Credit Crunch Starting to Bite the Buy to Let Housing Sector
Housing-Market / UK Housing Sep 28, 2007 - 01:03 AM GMT
Julia Harris, Mortgage Expert at Moneyfacts.co.uk – the money search engine, comments: “While the prime residential sector has so far been largely unaffected by the sub prime crisis, the buy-to-let sector is beginning to show signs reminiscent of the subprime market over the last few weeks with tightening credit criteria, the withdrawal of products and rising fees.
“The table below shows just a handful of the changes we have been witnessing during September:
Lender |
WHAT’S HAPPENED Advantage |
Advantage | Minimum rental cover requirement increased to 110% of monthly payment (previously 100%) |
BM Solutions | Selected 2/3 year tracker fees increased to 3% of advance, previously charged at £799, £1499 & 1.5% of advance. |
Edeus | Withdrawn all tracker rates. Extended fixed rate range with fees ranging from £1249 to £2499 (previously ranging from £699 to £999). |
Newbury Mortgage Services | All products withdrawn |
Paragon Mortgages | Withdrawn all trackers and extended fixed rate range with fees ranging from 0.6% to 5% of advance. Amended rate used in rental calculation from a managed rate of 5% to BBR (5.75%). |
Wave | Products with arrangement fees of £895 increased to £1295. Products rental income of 100% & 110% withdrawn. |
Moneyfacts.co.uk – the money search engine |
Tightening of credit criteria
“The most obvious change comes by way of amending the minimum rental cover required, effectively raising the minimum rent required to cover a given mortgage repayment, either by raising the cover percentage, increasing the underlying rate or withdrawing the lower cover products. The trend over recent years has been a falling rental income cover requirement, so with lenders reversing this trend, it’s a definite sign that some are taking a more cautious outlook.
Withdrawal of products
“Some lenders have withdrawn their entire range of buy-to-let products while many others have simply withdrawn their tracker or variable range. Perhaps lenders are just taking a breather, giving them time to evaluate the market and perhaps relaunch with re-priced products, which will more than likely be at a higher rate.
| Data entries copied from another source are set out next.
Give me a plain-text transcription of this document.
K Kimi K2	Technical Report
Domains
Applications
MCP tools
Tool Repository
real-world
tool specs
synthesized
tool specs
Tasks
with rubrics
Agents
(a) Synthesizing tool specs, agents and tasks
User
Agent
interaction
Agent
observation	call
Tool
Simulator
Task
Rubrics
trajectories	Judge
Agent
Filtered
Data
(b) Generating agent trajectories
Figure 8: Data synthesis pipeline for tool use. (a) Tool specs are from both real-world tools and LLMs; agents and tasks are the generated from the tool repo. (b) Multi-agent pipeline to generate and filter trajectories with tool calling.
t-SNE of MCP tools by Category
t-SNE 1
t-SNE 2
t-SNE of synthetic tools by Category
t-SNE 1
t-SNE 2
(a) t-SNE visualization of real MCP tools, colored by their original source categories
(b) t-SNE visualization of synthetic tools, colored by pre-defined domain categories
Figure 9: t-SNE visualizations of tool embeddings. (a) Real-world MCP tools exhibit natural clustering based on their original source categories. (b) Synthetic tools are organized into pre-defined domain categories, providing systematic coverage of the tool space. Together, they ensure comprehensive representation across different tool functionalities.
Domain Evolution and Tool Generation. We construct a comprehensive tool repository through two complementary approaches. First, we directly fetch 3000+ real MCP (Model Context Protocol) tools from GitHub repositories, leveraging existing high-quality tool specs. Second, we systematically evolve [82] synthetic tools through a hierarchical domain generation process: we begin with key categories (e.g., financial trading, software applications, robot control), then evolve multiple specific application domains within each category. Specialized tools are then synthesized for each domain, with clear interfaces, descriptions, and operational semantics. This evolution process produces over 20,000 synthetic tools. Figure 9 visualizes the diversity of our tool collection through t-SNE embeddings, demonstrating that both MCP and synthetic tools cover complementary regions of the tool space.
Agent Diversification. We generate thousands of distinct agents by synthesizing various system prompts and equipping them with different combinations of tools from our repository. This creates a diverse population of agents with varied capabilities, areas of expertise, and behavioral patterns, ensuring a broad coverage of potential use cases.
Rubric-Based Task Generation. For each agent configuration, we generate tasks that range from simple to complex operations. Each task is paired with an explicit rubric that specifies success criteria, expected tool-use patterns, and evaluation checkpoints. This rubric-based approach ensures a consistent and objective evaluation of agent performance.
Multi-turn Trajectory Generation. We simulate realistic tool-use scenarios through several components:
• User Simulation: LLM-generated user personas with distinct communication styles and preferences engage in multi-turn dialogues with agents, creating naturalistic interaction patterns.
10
Fees increase and reach new highs
“While fee increases are not a new trend, the volume of changes and the size of fees have reached new levels. With the margins to be made on interest turn now becoming minimal, fee income is a key source of revenue for lenders. While percentage fees are commonplace in the buy-to-let sector, the 5% fee from Paragon sets a new precedent.
“The ease of availability, choice of products and cost of buy-to-let products seem to be taking a battering at the moment, but look hard enough and there are still some very competitive deals to be found. However, establishing the true cost of any mortgage is a must, with a vast range of high fee low rate combinations currently available.
“The outlook may not be all doom and gloom for the buy-to-let landlord, although borrowing costs are rising, yields are beginning to fall and the potential to gain from capital appreciation is declining. If the residential mortgage market sees increasing arrears, repossessions and first time buyers continuing to be priced out of the market, the demand for rented properties will undoubtedly increase.”